At Schrabeck’s utility provider, Pacific Gas and Electric, crews work 12- to 14-hour days, hanging from poles trying to keep the lights on. They’ve been at it for months, but outages still topped 500,000 statewide during one storm.
“When everybody else has battened down the hatches, they’re out there working,” said Bob Dean, business manager for International Brotherhood of Electrical Workers 1245, the union that represents thousands of line workers in Northern California and Nevada. “It's like, ‘My God, we need a break here.’”
Further south at Bart’s Books, the partially outdoor bookseller has seen business slow with the rain. The Ojai store lost a shelf of 150 Russian history books to a leak two months back, but manager Matt Henriksen is looking on the bright side.

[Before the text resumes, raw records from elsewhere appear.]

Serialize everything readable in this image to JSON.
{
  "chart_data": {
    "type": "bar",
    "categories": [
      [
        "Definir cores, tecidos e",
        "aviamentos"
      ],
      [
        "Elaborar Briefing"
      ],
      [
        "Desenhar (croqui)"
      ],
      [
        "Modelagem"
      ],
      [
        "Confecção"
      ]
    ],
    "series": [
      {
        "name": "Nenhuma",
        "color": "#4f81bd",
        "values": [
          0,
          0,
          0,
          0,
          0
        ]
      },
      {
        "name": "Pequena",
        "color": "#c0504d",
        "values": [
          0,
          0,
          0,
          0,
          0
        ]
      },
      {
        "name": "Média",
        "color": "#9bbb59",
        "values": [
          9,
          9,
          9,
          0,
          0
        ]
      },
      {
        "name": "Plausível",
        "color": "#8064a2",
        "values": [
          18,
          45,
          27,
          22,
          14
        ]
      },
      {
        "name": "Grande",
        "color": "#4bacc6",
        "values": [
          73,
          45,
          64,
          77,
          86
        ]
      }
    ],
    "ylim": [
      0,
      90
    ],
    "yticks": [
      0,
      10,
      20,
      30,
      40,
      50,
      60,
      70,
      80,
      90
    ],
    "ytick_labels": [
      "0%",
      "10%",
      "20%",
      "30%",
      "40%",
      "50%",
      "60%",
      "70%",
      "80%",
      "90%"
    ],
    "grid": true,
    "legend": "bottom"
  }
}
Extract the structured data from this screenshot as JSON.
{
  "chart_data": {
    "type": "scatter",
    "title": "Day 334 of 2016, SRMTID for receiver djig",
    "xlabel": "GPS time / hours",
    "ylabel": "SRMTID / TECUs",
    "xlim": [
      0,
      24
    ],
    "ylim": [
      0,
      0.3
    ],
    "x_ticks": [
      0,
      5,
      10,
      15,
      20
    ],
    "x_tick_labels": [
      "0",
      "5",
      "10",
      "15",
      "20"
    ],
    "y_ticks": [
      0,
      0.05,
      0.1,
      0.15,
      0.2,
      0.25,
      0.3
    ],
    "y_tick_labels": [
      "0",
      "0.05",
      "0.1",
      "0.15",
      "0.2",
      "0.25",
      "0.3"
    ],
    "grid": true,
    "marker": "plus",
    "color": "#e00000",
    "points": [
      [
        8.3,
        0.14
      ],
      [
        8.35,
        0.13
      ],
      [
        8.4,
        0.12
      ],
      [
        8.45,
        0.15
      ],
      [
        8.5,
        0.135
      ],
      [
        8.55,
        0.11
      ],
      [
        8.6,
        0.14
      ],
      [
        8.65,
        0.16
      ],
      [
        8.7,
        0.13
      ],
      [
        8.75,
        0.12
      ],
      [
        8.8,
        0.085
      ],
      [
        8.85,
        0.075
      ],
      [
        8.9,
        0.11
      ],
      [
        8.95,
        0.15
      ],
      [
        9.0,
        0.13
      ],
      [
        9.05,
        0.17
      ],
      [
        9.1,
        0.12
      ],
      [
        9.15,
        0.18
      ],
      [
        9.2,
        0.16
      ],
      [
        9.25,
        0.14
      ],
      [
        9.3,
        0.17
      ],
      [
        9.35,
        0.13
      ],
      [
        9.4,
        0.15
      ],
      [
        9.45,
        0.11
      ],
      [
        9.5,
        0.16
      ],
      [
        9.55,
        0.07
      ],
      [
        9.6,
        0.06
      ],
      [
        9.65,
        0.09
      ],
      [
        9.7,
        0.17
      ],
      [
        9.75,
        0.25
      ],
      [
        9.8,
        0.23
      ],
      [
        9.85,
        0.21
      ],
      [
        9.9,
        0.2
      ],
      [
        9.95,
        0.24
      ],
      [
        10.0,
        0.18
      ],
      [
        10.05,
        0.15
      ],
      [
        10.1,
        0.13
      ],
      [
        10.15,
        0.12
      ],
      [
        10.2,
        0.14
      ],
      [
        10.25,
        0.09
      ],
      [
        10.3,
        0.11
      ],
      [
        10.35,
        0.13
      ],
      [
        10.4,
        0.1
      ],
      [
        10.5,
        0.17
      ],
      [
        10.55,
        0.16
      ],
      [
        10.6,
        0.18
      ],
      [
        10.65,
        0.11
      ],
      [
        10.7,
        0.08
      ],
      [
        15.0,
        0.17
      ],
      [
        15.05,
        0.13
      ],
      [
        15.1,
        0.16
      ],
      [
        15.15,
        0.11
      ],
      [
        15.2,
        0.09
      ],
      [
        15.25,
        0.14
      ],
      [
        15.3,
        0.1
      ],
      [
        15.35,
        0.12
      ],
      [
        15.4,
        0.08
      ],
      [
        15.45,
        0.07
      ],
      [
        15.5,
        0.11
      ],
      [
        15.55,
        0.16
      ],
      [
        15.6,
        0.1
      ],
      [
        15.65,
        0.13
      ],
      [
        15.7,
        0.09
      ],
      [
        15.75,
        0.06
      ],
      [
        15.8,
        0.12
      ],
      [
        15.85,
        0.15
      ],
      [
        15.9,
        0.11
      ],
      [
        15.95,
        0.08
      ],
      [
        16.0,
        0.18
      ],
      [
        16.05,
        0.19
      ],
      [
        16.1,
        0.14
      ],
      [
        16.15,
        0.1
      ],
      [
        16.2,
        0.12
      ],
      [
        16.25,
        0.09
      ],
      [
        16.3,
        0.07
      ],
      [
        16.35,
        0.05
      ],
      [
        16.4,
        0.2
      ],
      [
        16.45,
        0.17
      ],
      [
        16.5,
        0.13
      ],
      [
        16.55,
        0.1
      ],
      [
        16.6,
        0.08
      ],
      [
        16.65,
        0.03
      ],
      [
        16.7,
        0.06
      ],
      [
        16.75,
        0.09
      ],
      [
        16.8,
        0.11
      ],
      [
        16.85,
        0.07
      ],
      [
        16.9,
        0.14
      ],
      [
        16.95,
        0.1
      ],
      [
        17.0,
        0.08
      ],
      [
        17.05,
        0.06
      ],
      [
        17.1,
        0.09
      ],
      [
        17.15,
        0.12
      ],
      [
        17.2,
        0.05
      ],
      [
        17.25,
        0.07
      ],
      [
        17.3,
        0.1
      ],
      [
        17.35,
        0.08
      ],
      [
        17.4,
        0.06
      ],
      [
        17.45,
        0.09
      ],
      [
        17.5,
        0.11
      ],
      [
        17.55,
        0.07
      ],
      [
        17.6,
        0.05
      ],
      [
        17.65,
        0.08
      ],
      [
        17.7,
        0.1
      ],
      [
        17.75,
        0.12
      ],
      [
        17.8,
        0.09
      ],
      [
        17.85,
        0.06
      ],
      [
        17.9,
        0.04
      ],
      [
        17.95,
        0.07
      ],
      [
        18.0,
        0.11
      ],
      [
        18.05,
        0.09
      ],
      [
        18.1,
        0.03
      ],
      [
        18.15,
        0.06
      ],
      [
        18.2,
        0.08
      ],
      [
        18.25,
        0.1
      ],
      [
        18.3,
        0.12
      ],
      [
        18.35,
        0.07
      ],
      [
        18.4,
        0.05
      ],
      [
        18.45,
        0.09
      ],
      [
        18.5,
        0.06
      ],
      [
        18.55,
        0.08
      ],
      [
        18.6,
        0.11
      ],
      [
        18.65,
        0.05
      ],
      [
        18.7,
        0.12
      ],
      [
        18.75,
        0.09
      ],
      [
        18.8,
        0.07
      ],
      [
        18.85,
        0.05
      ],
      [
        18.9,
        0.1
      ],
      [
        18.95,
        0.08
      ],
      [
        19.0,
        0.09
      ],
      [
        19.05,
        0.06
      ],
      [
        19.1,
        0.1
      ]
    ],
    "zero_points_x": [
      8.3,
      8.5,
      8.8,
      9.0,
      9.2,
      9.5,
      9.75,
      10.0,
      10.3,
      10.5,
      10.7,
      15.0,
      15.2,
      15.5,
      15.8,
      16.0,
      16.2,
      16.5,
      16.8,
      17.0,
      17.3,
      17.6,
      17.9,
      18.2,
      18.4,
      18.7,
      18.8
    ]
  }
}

“We lose more books to damage from sun than water,” Henriksen said. “This is a Southern California problem.”
As is the current surfing outlook. Even after the rains let up, experts tell swimmers to stay out of the water for three days. Contaminated runoff increases bacteria, introducing a risk of serious illness.
For Eric “Bird” Huffman, owner of Bird's Surf Shed in San Diego, the swell has remained stubbornly small, and the 12th atmospheric river's forecast is much the same.
Too many rainy days, too little sunshine. And way too much winter.